Schein v. Schein

Collins, J.

In opposing the plaintiff’s application for temporary alimony and counsel fee, the defendant challenges the validity of the marriage, asserting that when he married the plaintiff she had a husband living (Everard W. Williams) from whom she was not legally divorced.

The plaintiff, though she and Williams were both residents of New York, obtained a divorce from Williams in Illinois, effecting service by publication. That the Illinois decree, thus obtained, is not binding in New York is settled by a uniform line of decisions. (Atherton v. Atherton, 181 U. S. 155; Haddock v. Haddock, 201 id. 562; Fischer v. Fischer, 254 N. Y. 463; Lefferts v. Lefferts, 263 id. 131.)

The plaintiff does not seriously resist the defendant’s attack on the Illinois decree, but urges that the defendant should be estopped from advancing such invalidity as a defense hereto because, she charges, he, as a lawyer, and with knowledge of the facts, advised the plaintiff to seek the Illinois divorce and assured her that the divorce there obtained would be operative in New York. Her Illinois attorney, she says, was recommended to her by the defendant or his law firm.

I am satisfied that the defendant knew something of the plaintiff’s plan to procure a divorce in Illinois. The extent of such knowledge, and just how actively he participated in its execution, does not clearly appear in the papers.

Were the defendant seeking affirmative relief I would be inclined to deny it. But he is defending, not prosecuting. And were this a matter of chivalry I would be disposed to censure the defendant’s conduct in asserting the invalidity of the Illinois divorce after his marriage to the plaintiff with knowledge of the circumstances attending the divorce and after living with her as husband and wife for about seven years. But the concern here is with the law and not with the proper conduct that befits a gentleman. The ease is controlled by rules of law, not those of knighthood.

The plaintiff’s claim to relief must rest upon a valid marriage. “ In every action for separation the primary fact to be proved is an existing marriage between the parties.” (Fischer v.

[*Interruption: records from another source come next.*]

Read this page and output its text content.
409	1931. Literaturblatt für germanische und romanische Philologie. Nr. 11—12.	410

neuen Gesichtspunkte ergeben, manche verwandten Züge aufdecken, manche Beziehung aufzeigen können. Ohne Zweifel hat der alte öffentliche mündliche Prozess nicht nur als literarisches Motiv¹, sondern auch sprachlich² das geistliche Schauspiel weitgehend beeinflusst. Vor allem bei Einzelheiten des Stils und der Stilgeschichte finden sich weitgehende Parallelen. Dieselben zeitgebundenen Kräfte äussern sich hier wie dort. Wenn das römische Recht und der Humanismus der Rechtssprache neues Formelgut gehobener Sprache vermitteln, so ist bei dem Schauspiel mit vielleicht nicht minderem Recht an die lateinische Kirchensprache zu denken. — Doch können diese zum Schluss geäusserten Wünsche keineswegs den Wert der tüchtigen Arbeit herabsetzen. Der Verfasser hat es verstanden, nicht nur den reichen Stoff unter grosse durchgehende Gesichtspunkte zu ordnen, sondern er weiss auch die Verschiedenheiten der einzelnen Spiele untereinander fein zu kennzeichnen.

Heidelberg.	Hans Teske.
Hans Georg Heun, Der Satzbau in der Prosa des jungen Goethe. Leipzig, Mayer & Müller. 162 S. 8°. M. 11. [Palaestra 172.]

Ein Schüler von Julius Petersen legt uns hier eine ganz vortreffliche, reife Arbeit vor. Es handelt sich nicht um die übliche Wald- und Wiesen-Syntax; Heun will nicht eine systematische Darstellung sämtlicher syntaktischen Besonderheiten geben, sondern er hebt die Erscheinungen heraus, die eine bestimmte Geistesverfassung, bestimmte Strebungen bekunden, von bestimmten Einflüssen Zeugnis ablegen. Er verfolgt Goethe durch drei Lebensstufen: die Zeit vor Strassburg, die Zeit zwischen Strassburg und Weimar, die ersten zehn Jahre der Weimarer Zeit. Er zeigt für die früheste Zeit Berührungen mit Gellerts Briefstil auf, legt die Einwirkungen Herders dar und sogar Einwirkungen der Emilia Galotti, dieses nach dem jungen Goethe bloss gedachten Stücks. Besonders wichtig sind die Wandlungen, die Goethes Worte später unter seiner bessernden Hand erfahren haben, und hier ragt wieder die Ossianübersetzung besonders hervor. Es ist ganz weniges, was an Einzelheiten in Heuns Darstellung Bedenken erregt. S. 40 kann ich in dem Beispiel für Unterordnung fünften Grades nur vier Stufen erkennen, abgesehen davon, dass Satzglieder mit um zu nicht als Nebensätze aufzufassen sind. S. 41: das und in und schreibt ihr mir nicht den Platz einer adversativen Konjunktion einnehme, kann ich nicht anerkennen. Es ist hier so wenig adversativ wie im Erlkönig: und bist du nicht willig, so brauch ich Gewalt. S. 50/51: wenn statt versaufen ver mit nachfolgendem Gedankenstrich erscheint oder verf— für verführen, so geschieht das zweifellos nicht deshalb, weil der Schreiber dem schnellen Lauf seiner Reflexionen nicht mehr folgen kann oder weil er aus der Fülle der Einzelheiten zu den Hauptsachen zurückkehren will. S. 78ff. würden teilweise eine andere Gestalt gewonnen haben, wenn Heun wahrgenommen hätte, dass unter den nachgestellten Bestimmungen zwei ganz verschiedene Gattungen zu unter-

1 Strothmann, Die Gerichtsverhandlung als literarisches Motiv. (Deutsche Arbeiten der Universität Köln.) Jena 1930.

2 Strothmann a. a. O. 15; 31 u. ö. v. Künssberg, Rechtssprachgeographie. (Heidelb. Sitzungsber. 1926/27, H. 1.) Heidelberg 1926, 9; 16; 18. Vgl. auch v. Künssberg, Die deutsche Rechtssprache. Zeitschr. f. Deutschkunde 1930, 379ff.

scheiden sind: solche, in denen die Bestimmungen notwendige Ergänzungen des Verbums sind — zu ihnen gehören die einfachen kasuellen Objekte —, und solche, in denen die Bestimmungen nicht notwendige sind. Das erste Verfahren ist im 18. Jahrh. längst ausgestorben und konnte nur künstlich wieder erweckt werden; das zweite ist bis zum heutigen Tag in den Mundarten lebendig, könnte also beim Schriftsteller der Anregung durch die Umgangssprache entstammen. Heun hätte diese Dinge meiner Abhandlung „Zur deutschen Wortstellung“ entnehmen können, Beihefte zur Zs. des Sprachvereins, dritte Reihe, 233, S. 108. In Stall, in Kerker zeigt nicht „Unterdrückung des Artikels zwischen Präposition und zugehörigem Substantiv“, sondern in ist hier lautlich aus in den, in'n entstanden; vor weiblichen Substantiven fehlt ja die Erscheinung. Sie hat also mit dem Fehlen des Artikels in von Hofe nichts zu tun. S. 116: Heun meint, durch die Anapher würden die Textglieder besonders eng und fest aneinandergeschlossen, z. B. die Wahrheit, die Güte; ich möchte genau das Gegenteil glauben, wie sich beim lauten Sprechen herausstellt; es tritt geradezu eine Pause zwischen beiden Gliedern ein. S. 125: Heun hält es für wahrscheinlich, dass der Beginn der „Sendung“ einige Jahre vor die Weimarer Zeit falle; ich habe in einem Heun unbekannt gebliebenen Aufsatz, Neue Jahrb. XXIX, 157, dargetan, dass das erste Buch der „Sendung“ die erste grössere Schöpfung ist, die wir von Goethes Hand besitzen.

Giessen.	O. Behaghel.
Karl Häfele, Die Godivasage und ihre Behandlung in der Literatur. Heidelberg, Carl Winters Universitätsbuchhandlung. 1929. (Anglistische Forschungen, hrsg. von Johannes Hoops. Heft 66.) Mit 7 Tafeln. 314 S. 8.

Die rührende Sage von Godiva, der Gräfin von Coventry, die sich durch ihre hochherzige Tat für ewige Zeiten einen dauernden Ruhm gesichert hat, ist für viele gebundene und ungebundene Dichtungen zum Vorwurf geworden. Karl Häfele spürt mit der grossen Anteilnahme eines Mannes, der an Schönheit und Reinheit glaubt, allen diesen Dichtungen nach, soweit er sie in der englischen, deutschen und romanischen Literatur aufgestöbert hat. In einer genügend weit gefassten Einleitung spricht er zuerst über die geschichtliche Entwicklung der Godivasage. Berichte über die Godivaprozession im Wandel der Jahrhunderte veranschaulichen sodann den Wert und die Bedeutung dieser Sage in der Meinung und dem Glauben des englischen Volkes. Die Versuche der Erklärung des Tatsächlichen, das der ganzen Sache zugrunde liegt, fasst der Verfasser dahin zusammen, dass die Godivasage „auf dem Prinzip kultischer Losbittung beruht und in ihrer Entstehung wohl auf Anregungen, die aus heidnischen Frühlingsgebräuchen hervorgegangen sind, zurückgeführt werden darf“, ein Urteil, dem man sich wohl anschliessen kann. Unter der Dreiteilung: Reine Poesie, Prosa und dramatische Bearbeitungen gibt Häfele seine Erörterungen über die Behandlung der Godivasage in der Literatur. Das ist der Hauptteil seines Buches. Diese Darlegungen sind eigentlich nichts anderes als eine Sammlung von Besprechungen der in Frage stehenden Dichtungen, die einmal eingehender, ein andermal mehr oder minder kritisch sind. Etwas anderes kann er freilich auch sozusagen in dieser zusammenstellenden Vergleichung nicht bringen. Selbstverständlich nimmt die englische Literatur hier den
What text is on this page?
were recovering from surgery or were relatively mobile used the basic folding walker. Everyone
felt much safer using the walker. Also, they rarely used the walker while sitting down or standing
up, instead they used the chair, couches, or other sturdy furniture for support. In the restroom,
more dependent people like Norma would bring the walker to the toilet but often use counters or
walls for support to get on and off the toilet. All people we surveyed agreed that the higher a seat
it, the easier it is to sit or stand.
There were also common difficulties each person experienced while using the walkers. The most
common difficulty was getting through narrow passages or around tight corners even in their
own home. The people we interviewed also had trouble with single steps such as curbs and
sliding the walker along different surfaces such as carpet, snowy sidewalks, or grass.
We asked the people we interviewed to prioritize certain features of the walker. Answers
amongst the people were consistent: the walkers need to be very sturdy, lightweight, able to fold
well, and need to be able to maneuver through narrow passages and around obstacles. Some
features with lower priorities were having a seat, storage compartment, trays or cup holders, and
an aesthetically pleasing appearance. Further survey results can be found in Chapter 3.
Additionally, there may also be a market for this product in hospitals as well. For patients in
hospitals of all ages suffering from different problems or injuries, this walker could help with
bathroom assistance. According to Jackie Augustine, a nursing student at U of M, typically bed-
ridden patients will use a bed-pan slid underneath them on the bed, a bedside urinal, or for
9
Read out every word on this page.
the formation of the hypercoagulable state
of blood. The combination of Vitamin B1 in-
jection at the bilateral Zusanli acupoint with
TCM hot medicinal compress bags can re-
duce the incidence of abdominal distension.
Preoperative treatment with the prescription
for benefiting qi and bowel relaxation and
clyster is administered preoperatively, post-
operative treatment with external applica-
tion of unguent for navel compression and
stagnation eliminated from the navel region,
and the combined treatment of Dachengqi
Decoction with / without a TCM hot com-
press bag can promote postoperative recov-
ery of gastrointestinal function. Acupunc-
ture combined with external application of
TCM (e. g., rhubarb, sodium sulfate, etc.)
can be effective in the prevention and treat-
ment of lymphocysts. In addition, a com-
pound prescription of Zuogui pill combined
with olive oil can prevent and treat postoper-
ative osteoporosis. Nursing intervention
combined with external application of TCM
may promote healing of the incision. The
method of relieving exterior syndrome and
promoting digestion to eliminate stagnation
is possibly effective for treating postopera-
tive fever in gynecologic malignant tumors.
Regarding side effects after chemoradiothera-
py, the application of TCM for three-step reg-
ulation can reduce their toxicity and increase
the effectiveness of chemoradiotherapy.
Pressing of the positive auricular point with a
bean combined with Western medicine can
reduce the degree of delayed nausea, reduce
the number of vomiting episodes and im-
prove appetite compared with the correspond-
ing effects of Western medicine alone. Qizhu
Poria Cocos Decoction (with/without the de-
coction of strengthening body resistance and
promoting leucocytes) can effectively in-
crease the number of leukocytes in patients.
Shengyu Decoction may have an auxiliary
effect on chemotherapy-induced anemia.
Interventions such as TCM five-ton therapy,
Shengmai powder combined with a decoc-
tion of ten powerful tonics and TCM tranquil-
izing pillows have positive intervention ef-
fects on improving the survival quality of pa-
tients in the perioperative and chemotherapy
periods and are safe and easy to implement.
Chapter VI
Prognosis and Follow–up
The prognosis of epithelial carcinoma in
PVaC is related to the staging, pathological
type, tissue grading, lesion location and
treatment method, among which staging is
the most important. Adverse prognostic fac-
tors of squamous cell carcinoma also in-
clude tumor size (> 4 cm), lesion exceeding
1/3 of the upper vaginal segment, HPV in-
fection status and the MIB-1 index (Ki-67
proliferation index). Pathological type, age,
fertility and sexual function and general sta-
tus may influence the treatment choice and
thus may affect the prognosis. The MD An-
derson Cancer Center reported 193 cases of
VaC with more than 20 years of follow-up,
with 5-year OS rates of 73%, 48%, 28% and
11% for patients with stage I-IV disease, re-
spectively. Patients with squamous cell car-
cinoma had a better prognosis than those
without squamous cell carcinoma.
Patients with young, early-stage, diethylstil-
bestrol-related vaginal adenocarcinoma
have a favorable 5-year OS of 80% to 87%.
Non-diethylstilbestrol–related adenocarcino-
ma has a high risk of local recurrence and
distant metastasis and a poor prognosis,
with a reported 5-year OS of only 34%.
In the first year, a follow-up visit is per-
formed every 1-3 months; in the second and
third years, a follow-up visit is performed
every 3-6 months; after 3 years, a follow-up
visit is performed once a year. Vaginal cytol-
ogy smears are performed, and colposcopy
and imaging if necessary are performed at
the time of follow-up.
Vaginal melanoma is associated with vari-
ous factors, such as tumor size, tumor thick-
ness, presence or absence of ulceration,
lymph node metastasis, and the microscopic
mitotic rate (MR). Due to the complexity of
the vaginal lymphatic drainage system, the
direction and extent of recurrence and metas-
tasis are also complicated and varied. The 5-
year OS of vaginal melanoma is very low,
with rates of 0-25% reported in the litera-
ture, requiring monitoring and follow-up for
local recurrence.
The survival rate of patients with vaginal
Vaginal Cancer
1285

Fischer, supra.) “ It is an established rule that the existence of the marital relation must be either admitted, or if denied that there must be proof of it satisfactory to the court, to authorize the allowance of alimony.” (Collins v. Collins, 80 N. Y. 1; Durham v. Durham, 99 App. Div. 450.)

A valid marriage with the defendant presupposes a valid divorce from Williams. Can a valid marriage derive from estoppel? The cases hold not. (Fischer v. Fischer, supra; Lefferts v. Lefferts, *610supra.) In Stevens v. Stevens (273 N. Y. 157) it was appositely said: Here the court was invoked to pronounce judgment directly upon the marital status — a relationship which no stipulation or conduct of the parties could alter (Domestic Relations Law [Cons.Laws, ch. 14], § 51. See Fearon v. Treanor, 272 N. Y. 268).”

The cases leaned upon by the plaintiff do not elasticize the doctrine of equitable estoppel to reach this situation.

The conclusion is inescapable that there is missing from the plaintiff’s proofs the necessary element of probability of success at the trial. It may be that the trial will disclose facts robust and commanding enough to swerve the case from the rule and to establish a precedent. But no estoppel derives from the papers before me. This result, to be sure, permits the defendant to profit by his own wrong. Unfortunately, however, the law as presently fixed forbids a contrary holding.

Not even the circumstance that the marriage might have been valid in Connecticut, where performed, would seem to avail the plaintiff in New York. (Kaiser v. Kaiser, 192 App. Div. 400; affd., 233 N. Y. 524.)

It follows that the plaintiff’s motion must be and it is denied.